Clauses de désignation : destin scellé ?
Relayées, quasi exclusivement par des médias spécialisés, les clauses de désignation n’ont que très rarement fait écho dans l’actualité du tout à chacun, malgré les enjeux importants et les antagonismes forts.
Solidarité professionnelle ou entrave à la libre concurrence, faisons un retour en arrière pour comprendre les divergences autour des clauses de désignation.
Les origines des clauses de désignation
Les entreprises ont recours à des contrats de protection sociale complémentaire pour compléter les indemnités journalières de la Sécurité sociale, afin de répondre aux obligations en matière de maintien de salaire et de prévoyance inscrits dans la Convention Collective. Ces contrats peuvent être fournis par trois types d’organismes : compagnies d’assurance ; mutuelles ; institutions de prévoyance.

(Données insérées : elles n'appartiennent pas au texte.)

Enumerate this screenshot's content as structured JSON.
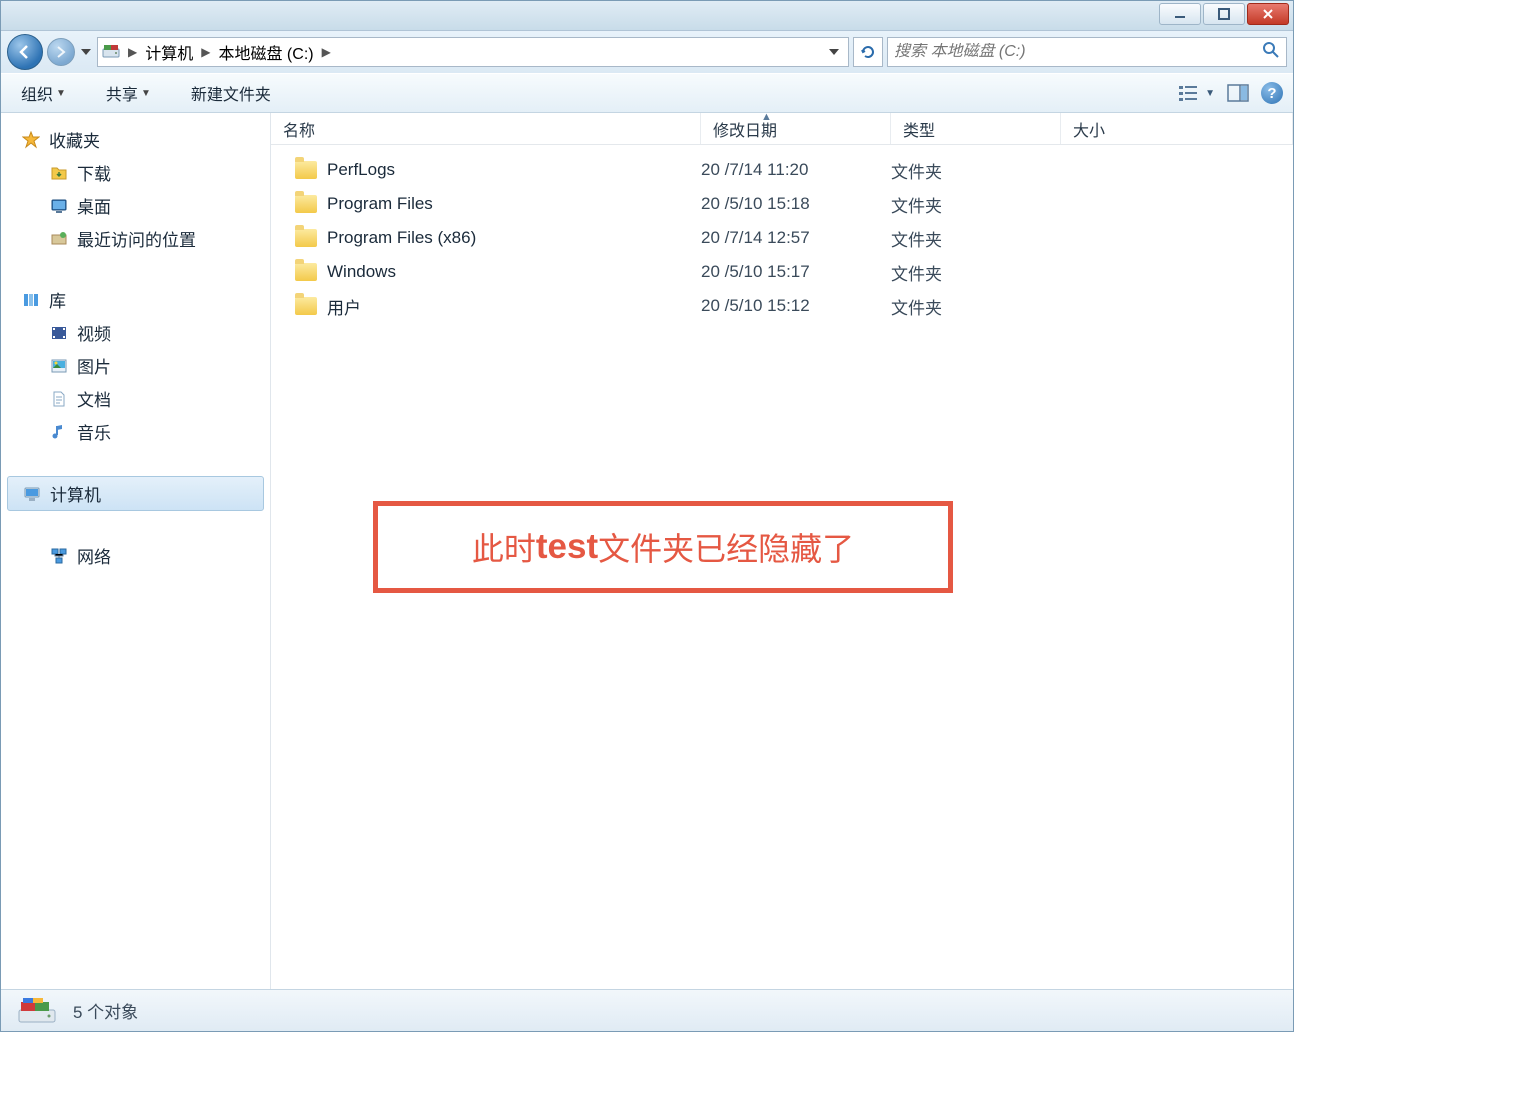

Il existe dans les conventions collectives des entreprises ou dans les accords de branche d’activité, des clauses dites de désignation et de recommandation qui, respectivement, octroient une exclusivité de gestion à un organisme ou qui recommandent la souscription de ce contrat d’assurance collective auprès d’un preneur de risque identifié. Les acteurs non désignés se voient donc exclus de certains marchés.
Le différent réside dans le fait que ces clauses sont érigées par les organisations gouvernant les institutions de prévoyance ; il s’agit des partenaires sociaux, syndicats professionnels de salariés et d’employeurs. La majorité de ces clauses désignent donc des institutions de prévoyance, pour assurer le risque de protection sociale complémentaire. Dénoncé par des associations, des compagnies d’assurances, des fédérations ou des sociétés d’intermédiation et syndicat de courtiers, le sort des clauses de désignations semble bel et bien scellé.

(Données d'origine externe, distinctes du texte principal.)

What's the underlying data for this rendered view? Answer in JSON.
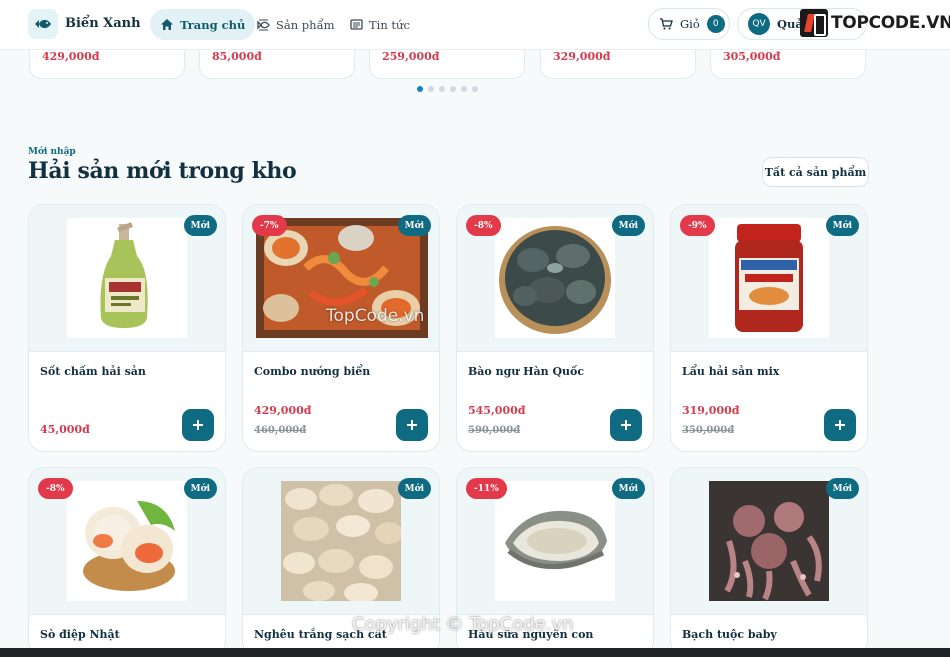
{
  "header": {
    "brand": "Biển Xanh",
    "nav": [
      {
        "label": "Trang chủ",
        "icon": "home-icon"
      },
      {
        "label": "Sản phẩm",
        "icon": "fish-icon"
      },
      {
        "label": "Tin tức",
        "icon": "newspaper-icon"
      }
    ],
    "cart_label": "Giỏ",
    "cart_count": "0",
    "avatar_initials": "QV",
    "user_label": "Quản"
  },
  "watermark": {
    "logo_text": "TOPCODE.VN",
    "center": "TopCode.vn",
    "footer": "Copyright © TopCode.vn"
  },
  "carousel": {
    "prices": [
      "429,000đ",
      "85,000đ",
      "259,000đ",
      "329,000đ",
      "305,000đ"
    ],
    "dot_count": 6,
    "active_dot": 0
  },
  "section": {
    "eyebrow": "Mới nhập",
    "title": "Hải sản mới trong kho",
    "all_button": "Tất cả sản phẩm"
  },
  "colors": {
    "primary": "#0f6b82",
    "sale": "#e2394b",
    "price": "#d43b4d"
  },
  "products": [
    {
      "name": "Sốt chấm hải sản",
      "badge_new": "Mới",
      "discount": "",
      "price": "45,000đ",
      "old_price": ""
    },
    {
      "name": "Combo nướng biển",
      "badge_new": "Mới",
      "discount": "-7%",
      "price": "429,000đ",
      "old_price": "460,000đ"
    },
    {
      "name": "Bào ngư Hàn Quốc",
      "badge_new": "Mới",
      "discount": "-8%",
      "price": "545,000đ",
      "old_price": "590,000đ"
    },
    {
      "name": "Lẩu hải sản mix",
      "badge_new": "Mới",
      "discount": "-9%",
      "price": "319,000đ",
      "old_price": "350,000đ"
    },
    {
      "name": "Sò điệp Nhật",
      "badge_new": "Mới",
      "discount": "-8%",
      "price": "",
      "old_price": ""
    },
    {
      "name": "Nghêu trắng sạch cát",
      "badge_new": "Mới",
      "discount": "",
      "price": "",
      "old_price": ""
    },
    {
      "name": "Hàu sữa nguyên con",
      "badge_new": "Mới",
      "discount": "-11%",
      "price": "",
      "old_price": ""
    },
    {
      "name": "Bạch tuộc baby",
      "badge_new": "Mới",
      "discount": "",
      "price": "",
      "old_price": ""
    }
  ]
}
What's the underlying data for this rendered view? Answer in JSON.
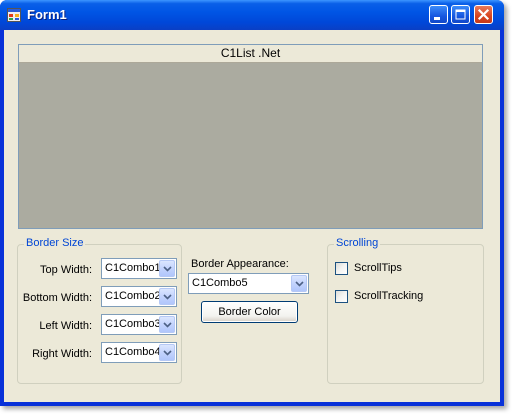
{
  "window": {
    "title": "Form1",
    "controls": [
      "minimize-icon",
      "maximize-icon",
      "close-icon"
    ]
  },
  "grid": {
    "caption": "C1List .Net"
  },
  "border_size": {
    "legend": "Border Size",
    "rows": [
      {
        "label": "Top Width:",
        "combo_value": "C1Combo1"
      },
      {
        "label": "Bottom Width:",
        "combo_value": "C1Combo2"
      },
      {
        "label": "Left Width:",
        "combo_value": "C1Combo3"
      },
      {
        "label": "Right Width:",
        "combo_value": "C1Combo4"
      }
    ]
  },
  "border_appearance": {
    "label": "Border Appearance:",
    "combo_value": "C1Combo5",
    "color_button_label": "Border Color"
  },
  "scrolling": {
    "legend": "Scrolling",
    "options": [
      {
        "label": "ScrollTips",
        "checked": false
      },
      {
        "label": "ScrollTracking",
        "checked": false
      }
    ]
  },
  "colors": {
    "titlebar": "#0055e5",
    "client_background": "#ece9d8",
    "grid_background": "#ababa0",
    "legend_text": "#0046d5"
  }
}
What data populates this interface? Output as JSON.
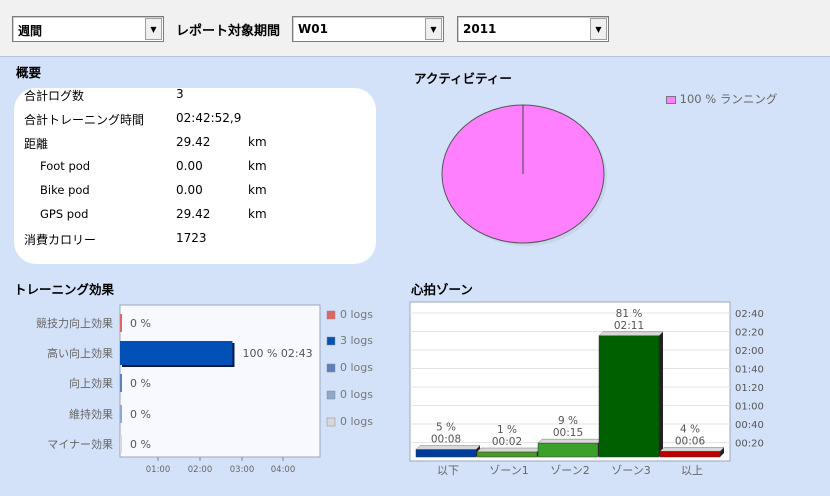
{
  "toolbar": {
    "period_type": "週間",
    "period_label": "レポート対象期間",
    "week": "W01",
    "year": "2011"
  },
  "summary": {
    "title": "概要",
    "rows": [
      {
        "label": "合計ログ数",
        "value": "3",
        "unit": ""
      },
      {
        "label": "合計トレーニング時間",
        "value": "02:42:52,9",
        "unit": ""
      },
      {
        "label": "距離",
        "value": "29.42",
        "unit": "km"
      },
      {
        "label": "Foot pod",
        "value": "0.00",
        "unit": "km"
      },
      {
        "label": "Bike pod",
        "value": "0.00",
        "unit": "km"
      },
      {
        "label": "GPS pod",
        "value": "29.42",
        "unit": "km"
      },
      {
        "label": "消費カロリー",
        "value": "1723",
        "unit": ""
      }
    ]
  },
  "activity": {
    "title": "アクティビティー",
    "legend": "100 % ランニング",
    "color": "#ff80ff"
  },
  "training": {
    "title": "トレーニング効果",
    "categories": [
      "競技力向上効果",
      "高い向上効果",
      "向上効果",
      "維持効果",
      "マイナー効果"
    ],
    "value_labels": [
      "0 %",
      "100 %   02:43",
      "0 %",
      "0 %",
      "0 %"
    ],
    "minutes": [
      0,
      163,
      0,
      0,
      0
    ],
    "colors": [
      "#e06666",
      "#0050b8",
      "#5b80c0",
      "#8ea8d0",
      "#d8d8d8"
    ],
    "legend": [
      "0  logs",
      "3  logs",
      "0  logs",
      "0  logs",
      "0  logs"
    ],
    "ticks": [
      "01:00",
      "02:00",
      "03:00",
      "04:00"
    ]
  },
  "hr": {
    "title": "心拍ゾーン",
    "categories": [
      "以下",
      "ゾーン1",
      "ゾーン2",
      "ゾーン3",
      "以上"
    ],
    "pct": [
      "5 %",
      "1 %",
      "9 %",
      "81 %",
      "4 %"
    ],
    "time": [
      "00:08",
      "00:02",
      "00:15",
      "02:11",
      "00:06"
    ],
    "minutes": [
      8,
      2,
      15,
      131,
      6
    ],
    "colors": [
      "#003c9e",
      "#4a9a2a",
      "#3aa02a",
      "#006000",
      "#c00000"
    ],
    "yticks": [
      "00:20",
      "00:40",
      "01:00",
      "01:20",
      "01:40",
      "02:00",
      "02:20",
      "02:40"
    ]
  },
  "chart_data": [
    {
      "type": "pie",
      "title": "アクティビティー",
      "categories": [
        "ランニング"
      ],
      "values": [
        100
      ]
    },
    {
      "type": "bar",
      "title": "トレーニング効果",
      "categories": [
        "競技力向上効果",
        "高い向上効果",
        "向上効果",
        "維持効果",
        "マイナー効果"
      ],
      "values": [
        "00:00",
        "02:43",
        "00:00",
        "00:00",
        "00:00"
      ],
      "percent": [
        0,
        100,
        0,
        0,
        0
      ],
      "logs": [
        0,
        3,
        0,
        0,
        0
      ],
      "xticks": [
        "01:00",
        "02:00",
        "03:00",
        "04:00"
      ]
    },
    {
      "type": "bar",
      "title": "心拍ゾーン",
      "categories": [
        "以下",
        "ゾーン1",
        "ゾーン2",
        "ゾーン3",
        "以上"
      ],
      "values": [
        "00:08",
        "00:02",
        "00:15",
        "02:11",
        "00:06"
      ],
      "percent": [
        5,
        1,
        9,
        81,
        4
      ],
      "yticks": [
        "00:20",
        "00:40",
        "01:00",
        "01:20",
        "01:40",
        "02:00",
        "02:20",
        "02:40"
      ]
    }
  ]
}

Des clauses de désignation encadrées par une juridiction complexe
D’un point de vue juridique, les clauses de désignation puisent leurs origines dans le code de la Sécurité sociale : articles L912-1 et L912-2. Elle octroie une exclusivité de gestion à un organisme identifié. Les clauses de recommandations préconisent simplement un organisme. Il est à noter que selon Patrick Bernasconi, représentant du MEDEF, 80% à 90% des sociétés d’une branche adhèrent auprès du partenaire recommandé, mais ils n’y sont pas contraints légalement, comme dans le cas d’une désignation.
La Fédération Française des Sociétés d’Assurance, ainsi que d’autres acteurs sur ce marché, ont joué un rôle important dans la censure de ces clauses et ont portés ce dossier devant les autorités Européennes.

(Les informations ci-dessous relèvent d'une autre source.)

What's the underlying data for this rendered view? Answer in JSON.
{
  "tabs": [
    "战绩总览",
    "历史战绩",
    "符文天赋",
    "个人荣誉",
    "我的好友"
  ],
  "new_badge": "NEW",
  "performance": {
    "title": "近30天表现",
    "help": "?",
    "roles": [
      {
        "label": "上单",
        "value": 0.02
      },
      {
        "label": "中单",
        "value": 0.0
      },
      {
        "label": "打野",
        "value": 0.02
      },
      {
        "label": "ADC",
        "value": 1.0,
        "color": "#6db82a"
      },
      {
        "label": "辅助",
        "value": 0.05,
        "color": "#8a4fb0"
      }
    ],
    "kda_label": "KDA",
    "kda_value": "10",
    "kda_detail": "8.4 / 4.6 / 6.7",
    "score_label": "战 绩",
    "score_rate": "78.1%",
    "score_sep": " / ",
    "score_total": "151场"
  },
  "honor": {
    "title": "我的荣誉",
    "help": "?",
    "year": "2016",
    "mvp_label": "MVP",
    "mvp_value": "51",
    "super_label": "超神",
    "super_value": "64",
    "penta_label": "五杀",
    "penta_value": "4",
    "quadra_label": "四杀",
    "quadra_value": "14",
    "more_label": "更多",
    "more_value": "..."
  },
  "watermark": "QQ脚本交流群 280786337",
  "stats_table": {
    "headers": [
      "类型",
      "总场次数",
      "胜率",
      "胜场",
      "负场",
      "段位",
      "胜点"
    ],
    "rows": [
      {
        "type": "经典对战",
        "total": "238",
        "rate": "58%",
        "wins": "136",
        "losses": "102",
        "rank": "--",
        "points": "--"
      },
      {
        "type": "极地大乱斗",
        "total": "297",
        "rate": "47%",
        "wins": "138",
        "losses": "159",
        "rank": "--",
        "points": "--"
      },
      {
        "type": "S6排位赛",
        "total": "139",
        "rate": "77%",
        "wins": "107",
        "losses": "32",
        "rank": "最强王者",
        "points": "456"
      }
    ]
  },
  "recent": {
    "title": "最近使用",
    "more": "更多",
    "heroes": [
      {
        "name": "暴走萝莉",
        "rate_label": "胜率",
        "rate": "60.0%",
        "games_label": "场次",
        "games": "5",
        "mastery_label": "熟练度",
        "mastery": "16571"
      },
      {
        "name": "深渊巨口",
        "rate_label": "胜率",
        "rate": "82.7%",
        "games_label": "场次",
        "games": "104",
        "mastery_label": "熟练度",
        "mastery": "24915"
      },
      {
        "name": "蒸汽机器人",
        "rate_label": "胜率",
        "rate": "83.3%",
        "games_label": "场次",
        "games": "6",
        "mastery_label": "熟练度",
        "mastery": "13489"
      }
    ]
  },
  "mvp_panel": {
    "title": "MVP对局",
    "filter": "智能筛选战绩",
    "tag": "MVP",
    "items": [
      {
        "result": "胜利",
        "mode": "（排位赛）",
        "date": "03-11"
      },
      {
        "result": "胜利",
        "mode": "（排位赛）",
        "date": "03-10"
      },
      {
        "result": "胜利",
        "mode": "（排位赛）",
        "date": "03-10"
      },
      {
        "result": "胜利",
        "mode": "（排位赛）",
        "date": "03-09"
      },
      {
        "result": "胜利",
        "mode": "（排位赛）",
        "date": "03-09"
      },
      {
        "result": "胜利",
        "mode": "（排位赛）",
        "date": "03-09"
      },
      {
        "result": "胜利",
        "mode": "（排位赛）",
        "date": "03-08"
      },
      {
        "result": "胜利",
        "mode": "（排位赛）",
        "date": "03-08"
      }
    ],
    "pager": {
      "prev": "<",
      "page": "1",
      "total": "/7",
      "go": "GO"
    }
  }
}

La cour de Justice Européenne, dans son arrêt du 3 mars 2013, n’a pas pris en compte l’argument de l’atteinte à la libre concurrence ni celui de l’abus de position dominante dénoncé. Le caractère licite de ces clauses est donc renforcé une première fois. Fin 2013, la cour de cassation reprend l’analyse faite par la cour de Justice Européenne et renforce à nouveau les désignations.
L’assurance collective est régie par de nombreux textes de lois tels que la loi Evin, la convention collective nationale des cadres de 1947, la loi de mensualisation, l’Accord National Interprofessionnel…C’est l’ANI du 11 janvier 2013 qui accentue la contestation. Au-delà du fait de généraliser la complémentaire santé à l’ensemble des salariés du secteur privé à partir du 1er janvier 2016 et d’augmenter la portabilité des droits santé et prévoyance à 12 mois contre 9 précédemment, l’ANI reconnaît l’existence des clauses de recommandations sans faire mention des clauses de désignation.
Le gouvernement, dans son article de la loi de sécurisation de l’emploi, renforce à nouveau la généralisation de la complémentaire santé, mais souligne aussi la possibilité d’identifier un ou plusieurs fournisseurs d’assurance sous la forme de désignation ou de recommandation.
Le feuilleton ne s’arrête pas là puisque le conseil constitutionnel a rappelé au législateur le principe de liberté contractuelle en tant que principe à valeur constitutionnelle en juin 2013 et déclare l’article L.912-1 du code de la Sécurité sociale contraire à la déclaration de 1789.
Aboutissement d’une lutte acharnée pour certains, menace pour le développement de l’activité pour d’autres, il semblerait bel et bien que le débat juridique soit tranché. Pour preuve, l’accord de la branche Boucherie signé le 6 mai 2013, désignant une institution de prévoyance, a été annulé. L’ensemble des clauses, actuellement en vigueur, ne reverra pas le réexamen quinquennal et disparaîtra au terme contractuel.
Enfin, en Décembre 2013, le conseil constitutionnel a à nouveau censuré le dispositif d’incitation fiscale à suivre la recommandation. L’attraction fiscale proposée consistait à réduire la valeur du forfait social.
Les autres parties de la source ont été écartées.